The study’s author, Raphael Cohen-Almagor, a professor of philosophy and ethics at the United Kingdom’s Hull University, found that life-ending drugs were used “with the intention to shorten life and without explicit request” in 1.7 percent of all deaths in Belgium in 2013.
In 52.7 percent of these cases, the patients were 80 years of age or older.

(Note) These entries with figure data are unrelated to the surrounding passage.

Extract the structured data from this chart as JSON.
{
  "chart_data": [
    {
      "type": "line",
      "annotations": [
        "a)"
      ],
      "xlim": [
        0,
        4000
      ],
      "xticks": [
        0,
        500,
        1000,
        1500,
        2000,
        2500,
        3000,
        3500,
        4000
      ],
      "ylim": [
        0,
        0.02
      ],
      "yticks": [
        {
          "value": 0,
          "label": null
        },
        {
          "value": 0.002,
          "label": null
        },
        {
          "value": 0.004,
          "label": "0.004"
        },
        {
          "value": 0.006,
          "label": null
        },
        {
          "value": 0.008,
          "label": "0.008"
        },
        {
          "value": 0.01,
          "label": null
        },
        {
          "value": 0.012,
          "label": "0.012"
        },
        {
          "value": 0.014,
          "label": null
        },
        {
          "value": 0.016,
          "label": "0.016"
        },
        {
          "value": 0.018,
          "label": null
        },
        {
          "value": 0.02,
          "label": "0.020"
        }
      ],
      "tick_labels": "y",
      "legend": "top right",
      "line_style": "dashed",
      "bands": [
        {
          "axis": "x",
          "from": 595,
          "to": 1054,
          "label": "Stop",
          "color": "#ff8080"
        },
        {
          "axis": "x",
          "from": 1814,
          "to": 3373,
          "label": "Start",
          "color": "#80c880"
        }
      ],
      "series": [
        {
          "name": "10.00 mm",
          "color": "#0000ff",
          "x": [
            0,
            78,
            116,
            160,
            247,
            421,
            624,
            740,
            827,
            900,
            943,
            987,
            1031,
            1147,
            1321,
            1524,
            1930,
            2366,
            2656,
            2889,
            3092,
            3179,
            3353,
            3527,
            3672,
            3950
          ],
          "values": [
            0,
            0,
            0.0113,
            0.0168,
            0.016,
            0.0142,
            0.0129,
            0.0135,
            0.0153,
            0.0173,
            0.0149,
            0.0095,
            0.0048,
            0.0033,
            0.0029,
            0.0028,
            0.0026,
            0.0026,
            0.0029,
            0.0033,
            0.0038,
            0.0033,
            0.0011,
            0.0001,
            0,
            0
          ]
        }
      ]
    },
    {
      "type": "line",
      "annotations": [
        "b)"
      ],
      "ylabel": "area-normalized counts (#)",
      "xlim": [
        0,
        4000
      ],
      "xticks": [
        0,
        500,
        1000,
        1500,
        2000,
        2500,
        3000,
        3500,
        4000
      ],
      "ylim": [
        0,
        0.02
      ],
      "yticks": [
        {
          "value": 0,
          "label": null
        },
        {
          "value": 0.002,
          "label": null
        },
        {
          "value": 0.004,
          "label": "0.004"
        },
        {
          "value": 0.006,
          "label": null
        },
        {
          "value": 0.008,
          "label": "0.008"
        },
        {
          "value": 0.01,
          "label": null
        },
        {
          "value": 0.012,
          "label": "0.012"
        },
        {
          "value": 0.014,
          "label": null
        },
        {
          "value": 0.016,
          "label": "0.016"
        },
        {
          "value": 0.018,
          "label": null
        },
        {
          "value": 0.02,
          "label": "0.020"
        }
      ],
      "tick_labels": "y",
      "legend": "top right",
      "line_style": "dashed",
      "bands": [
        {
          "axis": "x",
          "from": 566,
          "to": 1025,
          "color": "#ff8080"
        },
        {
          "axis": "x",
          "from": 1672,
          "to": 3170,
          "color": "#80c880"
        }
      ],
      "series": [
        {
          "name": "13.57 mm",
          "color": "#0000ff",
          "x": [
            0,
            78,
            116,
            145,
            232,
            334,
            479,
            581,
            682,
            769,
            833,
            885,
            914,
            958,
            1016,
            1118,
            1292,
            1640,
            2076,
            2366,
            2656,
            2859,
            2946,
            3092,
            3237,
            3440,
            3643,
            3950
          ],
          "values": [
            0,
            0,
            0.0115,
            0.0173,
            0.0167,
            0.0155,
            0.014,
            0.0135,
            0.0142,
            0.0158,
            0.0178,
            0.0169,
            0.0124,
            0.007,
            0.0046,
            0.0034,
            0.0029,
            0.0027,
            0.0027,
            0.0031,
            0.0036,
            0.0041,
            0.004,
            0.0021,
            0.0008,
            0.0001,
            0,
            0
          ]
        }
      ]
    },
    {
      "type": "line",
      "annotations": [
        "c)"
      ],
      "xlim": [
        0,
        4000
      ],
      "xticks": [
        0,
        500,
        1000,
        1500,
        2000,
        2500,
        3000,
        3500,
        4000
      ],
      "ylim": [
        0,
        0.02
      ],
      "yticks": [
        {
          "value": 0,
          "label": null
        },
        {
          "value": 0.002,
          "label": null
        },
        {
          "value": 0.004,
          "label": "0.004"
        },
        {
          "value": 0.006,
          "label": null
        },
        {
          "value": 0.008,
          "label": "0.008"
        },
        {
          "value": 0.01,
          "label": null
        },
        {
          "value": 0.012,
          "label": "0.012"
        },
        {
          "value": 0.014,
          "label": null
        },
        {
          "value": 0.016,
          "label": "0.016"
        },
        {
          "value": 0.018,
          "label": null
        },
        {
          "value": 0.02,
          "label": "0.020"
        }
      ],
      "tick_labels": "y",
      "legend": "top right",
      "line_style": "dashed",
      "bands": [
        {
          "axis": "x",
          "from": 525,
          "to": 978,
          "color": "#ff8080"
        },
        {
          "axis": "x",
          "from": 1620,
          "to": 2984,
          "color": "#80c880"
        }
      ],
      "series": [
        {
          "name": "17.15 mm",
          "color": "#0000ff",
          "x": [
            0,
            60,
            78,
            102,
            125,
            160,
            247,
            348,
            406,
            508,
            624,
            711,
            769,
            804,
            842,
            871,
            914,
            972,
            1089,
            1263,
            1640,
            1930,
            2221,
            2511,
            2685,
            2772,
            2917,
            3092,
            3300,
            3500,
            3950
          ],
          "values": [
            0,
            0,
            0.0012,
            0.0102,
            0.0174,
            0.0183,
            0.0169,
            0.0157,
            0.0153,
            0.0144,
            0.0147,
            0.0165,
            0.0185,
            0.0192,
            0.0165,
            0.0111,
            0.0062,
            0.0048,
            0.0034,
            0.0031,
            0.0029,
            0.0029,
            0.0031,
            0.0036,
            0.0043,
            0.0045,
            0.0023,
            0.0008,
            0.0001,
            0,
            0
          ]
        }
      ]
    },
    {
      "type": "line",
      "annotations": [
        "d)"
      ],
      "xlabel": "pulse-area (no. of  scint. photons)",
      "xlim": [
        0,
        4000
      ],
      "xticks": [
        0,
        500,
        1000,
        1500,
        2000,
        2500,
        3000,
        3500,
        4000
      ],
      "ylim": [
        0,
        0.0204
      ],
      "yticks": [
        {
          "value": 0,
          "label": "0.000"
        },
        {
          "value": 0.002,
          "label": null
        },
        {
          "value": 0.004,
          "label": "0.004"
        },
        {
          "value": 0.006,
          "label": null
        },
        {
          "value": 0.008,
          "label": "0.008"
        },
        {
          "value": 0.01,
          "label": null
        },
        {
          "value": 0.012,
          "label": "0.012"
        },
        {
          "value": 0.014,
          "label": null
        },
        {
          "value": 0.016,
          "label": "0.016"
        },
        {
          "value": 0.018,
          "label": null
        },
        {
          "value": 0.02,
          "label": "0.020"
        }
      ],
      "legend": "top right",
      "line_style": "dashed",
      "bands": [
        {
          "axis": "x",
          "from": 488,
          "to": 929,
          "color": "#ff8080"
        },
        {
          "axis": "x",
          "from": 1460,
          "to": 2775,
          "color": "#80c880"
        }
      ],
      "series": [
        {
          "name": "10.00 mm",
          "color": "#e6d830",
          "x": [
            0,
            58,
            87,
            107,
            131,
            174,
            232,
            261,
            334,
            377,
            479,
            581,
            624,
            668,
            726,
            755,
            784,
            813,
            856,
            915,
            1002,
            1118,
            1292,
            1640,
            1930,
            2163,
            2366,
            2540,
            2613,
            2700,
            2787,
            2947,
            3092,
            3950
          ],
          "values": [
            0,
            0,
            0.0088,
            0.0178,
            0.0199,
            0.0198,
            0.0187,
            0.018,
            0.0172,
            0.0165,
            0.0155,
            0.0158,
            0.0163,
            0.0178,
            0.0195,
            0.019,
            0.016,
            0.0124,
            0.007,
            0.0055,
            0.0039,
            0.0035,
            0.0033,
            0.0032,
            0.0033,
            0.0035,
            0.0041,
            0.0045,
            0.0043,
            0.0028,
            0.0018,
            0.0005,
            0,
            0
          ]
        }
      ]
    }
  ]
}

The decision to euthanize was not discussed with the patient in 77.9 percent of the cases because he/she was comatose, had dementia, or “because discussion would have been harmful to the patient’s best interest,” according to the study.
Belgium passed the Euthanasia Act  in 2002, which states that only voluntary euthanasia is legally permissible.
“At the heart of this legislation is the free will of the patient who asks for euthanasia,” Cohen-Almagor noted. “It is worrying that some physicians take upon themselves the responsibility to deliberately shorten patients’ lives without a clear indication from the patients that this is what they would want.”
According to the law, the patient must request euthanasia, and such a request must be “voluntary, well-considered, and repeated and…not the result of any external pressure.” The patient must also be “an adult or an emancipated minor, capable and conscious at the time of his/her request.”
Although annual euthanasia cases are steadily multiplying in Belgium, growing from 235 in 2003 to 1,807 in 2013, Cohen-Almagor noted that instances of euthanasia without explicit consent from the patient have actually decreased since 1996, when they accounted for 3.3 percent of all deaths.
He gives three possible explanations:
1) Gained experience in practicing euthanasia might allow more physicians to involve the patient in the decision-making process;
2) Physicians often use methods such as terminal sedation, which is not reported as euthanasia; and
3) Physicians might not be “well acquainted with the labelling of all the medical practices at the end of life.”
The Belgian Society of Intensive Care Medicine Council released a paper  in 2014 discussing the use of sedatives “with the direct intention of shortening the dying process of terminal palliative care in patients with no prospect of a meaningful recovery.”
This document, which applies to both children and adults, holds that “suffering should be avoided at all times,” adding that the process of withdrawing treatment and increasing the doses of “sedative/opioids” to fatal levels in patients in intensive care “must not be interpreted as killing.”
“Shortening the dying process by administering sedatives beyond what is needed for patient comfort can be not only acceptable but in many cases desirable,” the council document stated.
Although end-of-life decisions should be discussed with the patient’s relatives, the statement noted that the final decision is “made by the care team and not by the relatives.”
A 2010 research study  conducted in Flanders revealed that only one out of every two euthanasia cases was reported to Belgium’s Federal Control and Evaluation Committee because most non-reporting physicians did not view the active hastening of their patients’ deaths as euthanasia.
Unreported cases were also generally handled less carefully than reported cases and “the lethal drugs were often administered by a nurse alone, not by a physician,” the study noted.
“Whether deliberately or not, the physicians were disguising the end-of-life decision as a normal medical practice,” Cohen-Almagor pointed out.